Non. C’est l’une des dimensions paradoxales de cette guerre. En fait, très peu de dirigeants politiques à l’heure actuelle veulent une partition. Hemedti veut le pouvoir à Khartoum. Et si ça ne change pas à Khartoum, l’idée d’avoir une zone qui serait contrôlée militairement, ça serait une réalité militaire qui peut durer quelques années. On peut penser à la Côte d’Ivoire. Mais cette réalité n’aurait à terme pas de capacité de s’inscrire légalement et internationalement et d’être acceptée par tous les acteurs.
Alors d’un côté, le dirigeant zaghawa, Minni Arcou Minnawi, soutient le camp du général al-Burhan. Mais de l’autre, le président tchadien, Mahamat Idriss Déby, qui est lui aussi d’origine zaghawa, est soupçonné par beaucoup d’être proche du camp du général Hemedti. Est-ce que cela ne risque pas de créer des divisions au sein de la communauté zaghawa ?

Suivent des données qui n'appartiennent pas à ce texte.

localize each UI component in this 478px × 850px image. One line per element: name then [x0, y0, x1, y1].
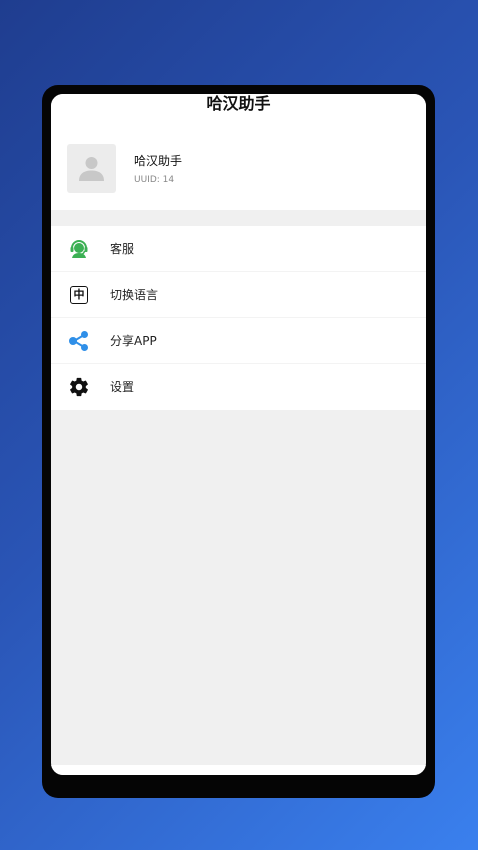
share-icon [68, 330, 90, 352]
menu-item-settings[interactable]: 设置 [51, 364, 426, 410]
section-divider [51, 210, 426, 226]
customer-service-icon [68, 238, 90, 260]
gear-icon [68, 376, 90, 398]
menu-item-customer-service[interactable]: 客服 [51, 226, 426, 272]
username: 哈汉助手 [134, 154, 183, 168]
settings-menu: 客服 中 切换语言 分享APP 设置 [51, 226, 426, 410]
language-zh-icon: 中 [68, 284, 90, 306]
menu-item-label: 设置 [110, 380, 135, 394]
menu-item-switch-language[interactable]: 中 切换语言 [51, 272, 426, 318]
phone-frame: 哈汉助手 哈汉助手 UUID: 14 客服 中 切换语言 分享APP 设置 [42, 85, 435, 798]
menu-item-label: 客服 [110, 242, 135, 256]
profile-header: 哈汉助手 哈汉助手 UUID: 14 [51, 94, 426, 210]
user-placeholder-icon [79, 157, 104, 181]
menu-item-label: 分享APP [110, 334, 157, 348]
menu-item-label: 切换语言 [110, 288, 159, 302]
user-uuid: UUID: 14 [134, 175, 175, 185]
language-icon-glyph: 中 [70, 286, 88, 304]
app-screen: 哈汉助手 哈汉助手 UUID: 14 客服 中 切换语言 分享APP 设置 [51, 94, 426, 775]
menu-item-share-app[interactable]: 分享APP [51, 318, 426, 364]
user-profile[interactable]: 哈汉助手 UUID: 14 [67, 144, 407, 194]
bottom-bar [51, 765, 426, 775]
page-title: 哈汉助手 [206, 94, 271, 113]
avatar[interactable] [67, 144, 116, 193]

D’abord, on peut dire que le président tchadien prétend à une neutralité et nie toute action de soutien au général Hemedti, autre qu’humanitaire. On peut se contenter de cette déclaration. On peut la remettre en cause. Il y a beaucoup de données qui permettent de remettre ça en cause. Mais surtout, ce qu’on voit, c’est que la politique du président tchadien a été une tentative de renationaliser les zaghawas. C’est-à-dire que les zaghawas constitue un groupe ethnique qui est sur la frontière. Et la politique du président tchadien a été d’essayer de montrer aux zaghawas tchadiens qu’il était peut-être de leur intérêt bien compris de se comporter en Tchadien beaucoup plus qu’en élément du groupe zaghawa. Est-ce que ça va marcher ? Il faut voir. Ce qu’on peut pronostiquer sans risque de se tromper, c’est le fait que mécaniquement le Tchad, comme la RCA d’ailleurs, va voir arriver dans les mois qui viennent des combattants armés qui seront de différents groupes arabes, ouaddaïens, zaghawas et autres. Et que ces gens-là vont arriver avec des armes, avec une énorme frustration sur ce qui s’est passé. Et la question qui sera posée, c’est ce que vont faire ces gens en arme ? Est-ce qu’ils vont faire un peu d’insécurité puis finalement retourner à une vie civile plus ou moins précaire ? Est-ce qu’ils vont se restructurer en groupe politico-militaire et régler des comptes ? Ce sont des questions qui sont posées aujourd’hui et qui évidemment devraient interpeller la région et également la communauté internationale.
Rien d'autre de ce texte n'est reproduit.